Penyelidikan Rumit, Jejak Tersangka Tertuju ke Lapas
Pengungkapan kasus ini bukan perkara mudah. Tim siber Ditreskrimsus Polda Lampung melakukan profiling mendalam, hingga akhirnya jejak digital pelaku mengarah ke dalam lapas. Penyelidikan intensif dilakukan bersama pihak Kanwil Ditjenpas Lampung, hingga identitas pelaku terkuak.

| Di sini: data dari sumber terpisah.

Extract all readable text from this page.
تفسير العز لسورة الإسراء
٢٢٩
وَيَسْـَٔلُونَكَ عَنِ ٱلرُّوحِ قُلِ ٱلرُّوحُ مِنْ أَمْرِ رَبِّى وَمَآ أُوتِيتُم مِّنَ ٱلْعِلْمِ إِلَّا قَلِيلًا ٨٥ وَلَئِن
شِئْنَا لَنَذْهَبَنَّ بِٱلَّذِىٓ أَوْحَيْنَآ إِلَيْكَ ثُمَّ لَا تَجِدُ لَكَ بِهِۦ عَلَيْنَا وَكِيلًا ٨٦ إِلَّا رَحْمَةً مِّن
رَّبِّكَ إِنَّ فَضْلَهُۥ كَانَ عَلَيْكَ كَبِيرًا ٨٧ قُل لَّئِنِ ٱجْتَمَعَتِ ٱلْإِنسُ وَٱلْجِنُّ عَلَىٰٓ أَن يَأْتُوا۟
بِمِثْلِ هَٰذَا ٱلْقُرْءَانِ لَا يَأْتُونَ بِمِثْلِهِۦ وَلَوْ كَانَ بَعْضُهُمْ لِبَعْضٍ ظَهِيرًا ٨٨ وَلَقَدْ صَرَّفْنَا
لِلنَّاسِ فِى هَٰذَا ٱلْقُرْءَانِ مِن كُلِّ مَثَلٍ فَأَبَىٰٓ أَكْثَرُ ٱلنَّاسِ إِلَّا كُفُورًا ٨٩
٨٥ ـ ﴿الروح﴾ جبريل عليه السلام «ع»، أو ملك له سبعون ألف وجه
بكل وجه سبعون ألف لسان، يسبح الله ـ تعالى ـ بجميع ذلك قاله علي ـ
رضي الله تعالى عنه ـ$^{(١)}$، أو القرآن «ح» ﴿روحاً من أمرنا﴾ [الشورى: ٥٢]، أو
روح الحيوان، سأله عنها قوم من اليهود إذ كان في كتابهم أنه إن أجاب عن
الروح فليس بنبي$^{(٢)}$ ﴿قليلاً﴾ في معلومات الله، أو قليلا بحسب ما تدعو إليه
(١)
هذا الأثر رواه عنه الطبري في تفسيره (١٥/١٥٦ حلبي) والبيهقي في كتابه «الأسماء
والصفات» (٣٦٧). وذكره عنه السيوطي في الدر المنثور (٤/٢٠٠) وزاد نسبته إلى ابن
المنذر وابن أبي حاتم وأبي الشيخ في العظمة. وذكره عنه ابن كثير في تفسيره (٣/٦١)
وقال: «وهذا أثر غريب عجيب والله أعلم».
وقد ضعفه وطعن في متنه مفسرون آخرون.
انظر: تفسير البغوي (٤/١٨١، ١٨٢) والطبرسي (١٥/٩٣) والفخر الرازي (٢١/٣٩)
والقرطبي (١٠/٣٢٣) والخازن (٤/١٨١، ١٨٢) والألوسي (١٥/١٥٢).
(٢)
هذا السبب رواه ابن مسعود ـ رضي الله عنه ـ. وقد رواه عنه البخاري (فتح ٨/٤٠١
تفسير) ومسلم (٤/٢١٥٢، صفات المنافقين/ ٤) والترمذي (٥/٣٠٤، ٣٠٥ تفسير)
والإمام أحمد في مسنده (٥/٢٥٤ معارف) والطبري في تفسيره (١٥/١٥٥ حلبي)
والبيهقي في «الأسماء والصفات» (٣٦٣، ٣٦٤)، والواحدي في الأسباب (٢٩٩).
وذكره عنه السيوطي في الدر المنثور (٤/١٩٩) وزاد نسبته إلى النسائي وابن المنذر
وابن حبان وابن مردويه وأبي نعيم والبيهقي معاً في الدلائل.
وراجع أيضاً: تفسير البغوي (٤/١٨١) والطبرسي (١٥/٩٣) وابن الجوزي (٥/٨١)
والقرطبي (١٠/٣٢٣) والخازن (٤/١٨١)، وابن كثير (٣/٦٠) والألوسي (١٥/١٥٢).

“Koordinasi dengan Kanwil Ditjenpas sangat penting, karena ada indikasi keterlibatan beberapa oknum dalam meloloskan akses gawai ke dalam lapas. Dari hasil profiling, kami berhasil mengunci pelaku yang ternyata sudah berstatus napi,” kata Dery.
Ancaman Hukuman Berat
Atas perbuatannya, para tersangka dijerat dengan Undang-Undang Informasi dan Transaksi Elektronik (ITE) serta Undang-Undang Pornografi. Ancaman hukuman yang menanti tak main-main: maksimal 12 tahun penjara.
Namun publik tentu bertanya: bagaimana mungkin napi bisa leluasa mengoperasikan sindikat pemerasan berteknologi tinggi dari balik jeruji? Kasus ini kembali menyoroti lemahnya pengawasan di lapas, terutama terkait peredaran ponsel dan jaringan internet ilegal di dalam penjara.
Kasus love skimming yang terungkap di Lampung ini menjadi alarm keras. Fenomena kejahatan digital tidak lagi hanya beroperasi di luar penjara, tetapi sudah menyusup ke dalam lapas yang seharusnya menjadi tempat pembinaan.
Para pelaku bukan sekadar iseng, melainkan menjalankan modus terstruktur dengan pola komunikasi yang rapi dan target yang jelas. Jika tak segera diperketat, bukan tidak mungkin lapas-lapas lain menjadi “markas” kejahatan siber yang justru semakin sulit diberantas.